0
votes

I'm using spring kafka (KafkaTemplate) to send a string messages. But to make it compatible with old code, I need to attach extra CorrelationId in the message. so I create ProducerRecord object with my message as its value, and setting CorrelationId in its HeaderRecord.

        producerRecord = new ProducerRecord<>(
            kafkaTemplate_.getDefaultTopic(),
            null,
            null,
            null,
            myStringMessage,
            Collections.singletonList(new RecordHeader("CorrelationID", someIdAsBytes)));
    kafkaTemplate_.sendDefault(producerRecord);

The key and value serializer is set as StringSerializer, but the about code failes saying something like ProduderRecord is not of type String or StringSerializer.

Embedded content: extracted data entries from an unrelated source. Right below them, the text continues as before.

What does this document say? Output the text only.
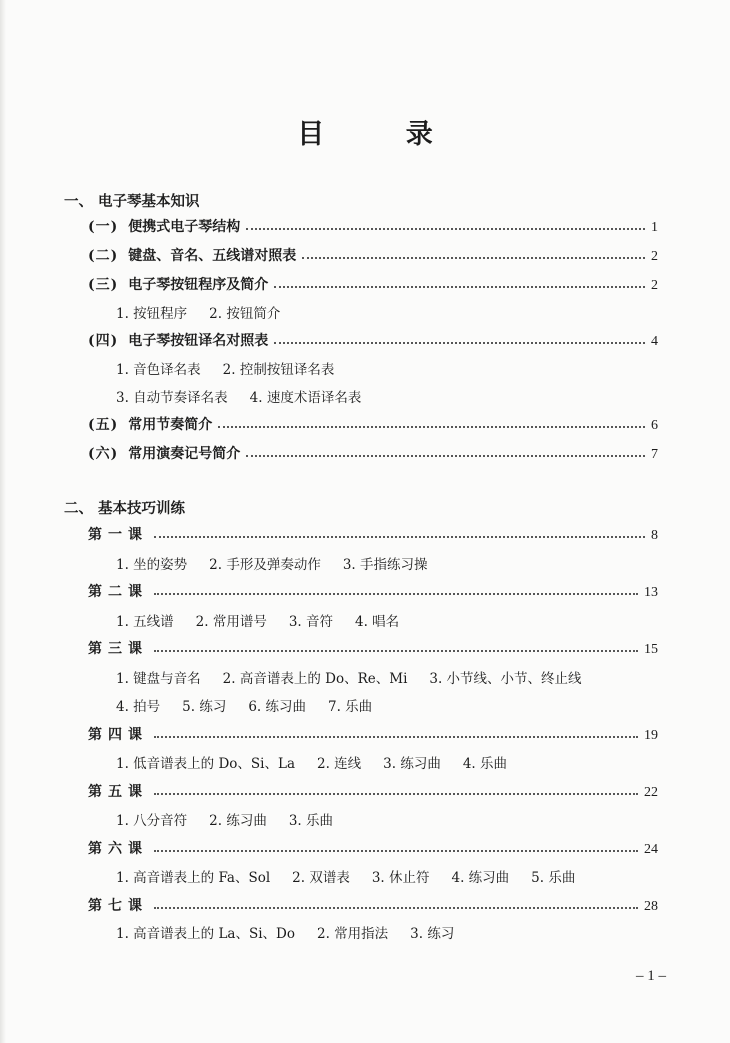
目 录
一、 电子琴基本知识
(一) 便携式电子琴结构	1
(二) 键盘、音名、五线谱对照表	2
(三) 电子琴按钮程序及简介	2
1. 按钮程序 2. 按钮简介
(四) 电子琴按钮译名对照表	4
1. 音色译名表 2. 控制按钮译名表
3. 自动节奏译名表 4. 速度术语译名表
(五) 常用节奏简介	6
(六) 常用演奏记号简介	7
二、 基本技巧训练
第一课	8
1. 坐的姿势 2. 手形及弹奏动作 3. 手指练习操
第二课	13
1. 五线谱 2. 常用谱号 3. 音符 4. 唱名
第三课	15
1. 键盘与音名 2. 高音谱表上的 Do、Re、Mi 3. 小节线、小节、终止线
4. 拍号 5. 练习 6. 练习曲 7. 乐曲
第四课	19
1. 低音谱表上的 Do、Si、La 2. 连线 3. 练习曲 4. 乐曲
第五课	22
1. 八分音符 2. 练习曲 3. 乐曲
第六课	24
1. 高音谱表上的 Fa、Sol 2. 双谱表 3. 休止符 4. 练习曲 5. 乐曲
第七课	28
1. 高音谱表上的 La、Si、Do 2. 常用指法 3. 练习
– 1 –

If I do toString() like below, it works. But then at the MessageListener side, the received ConsumerRecord does not have the correlationId as its RecordHeader because correlationId is attached as RecordHeader for ProducerRecord. So I have to do type casting on MessageListener onMessage(Object msg) like cast from Object to ConsumerRecord (which is a string serialized version of ProduderRecord), parse ProducerRecord from ConsumerRecord.value() field, then get the CorrelationId from ProcuderRecord header, and myStringMessage from ProducerRecord. This looks cumbersome. Is my logic of sending and receiving ok?

kafkaTemplate_.sendDefault(producerRecord.toString());
1

1 Answers

2
votes

Looks like you are just missing a difference between:

/**
 * Send the data to the default topic with no key or partition.
 * @param data The data.
 * @return a Future for the {@link SendResult}.
 */
ListenableFuture<SendResult<K, V>> sendDefault(V data);

and

/**
 * Send the provided {@link ProducerRecord}.
 * @param record the record.
 * @return a Future for the {@link SendResult}.
 * @since 1.3
 */
ListenableFuture<SendResult<K, V>> send(ProducerRecord<K, V> record);

Look, you have a topic property in the ProducerRecord, so, no reason to think about sendDefault() at all. Plus as you see it is confusing you.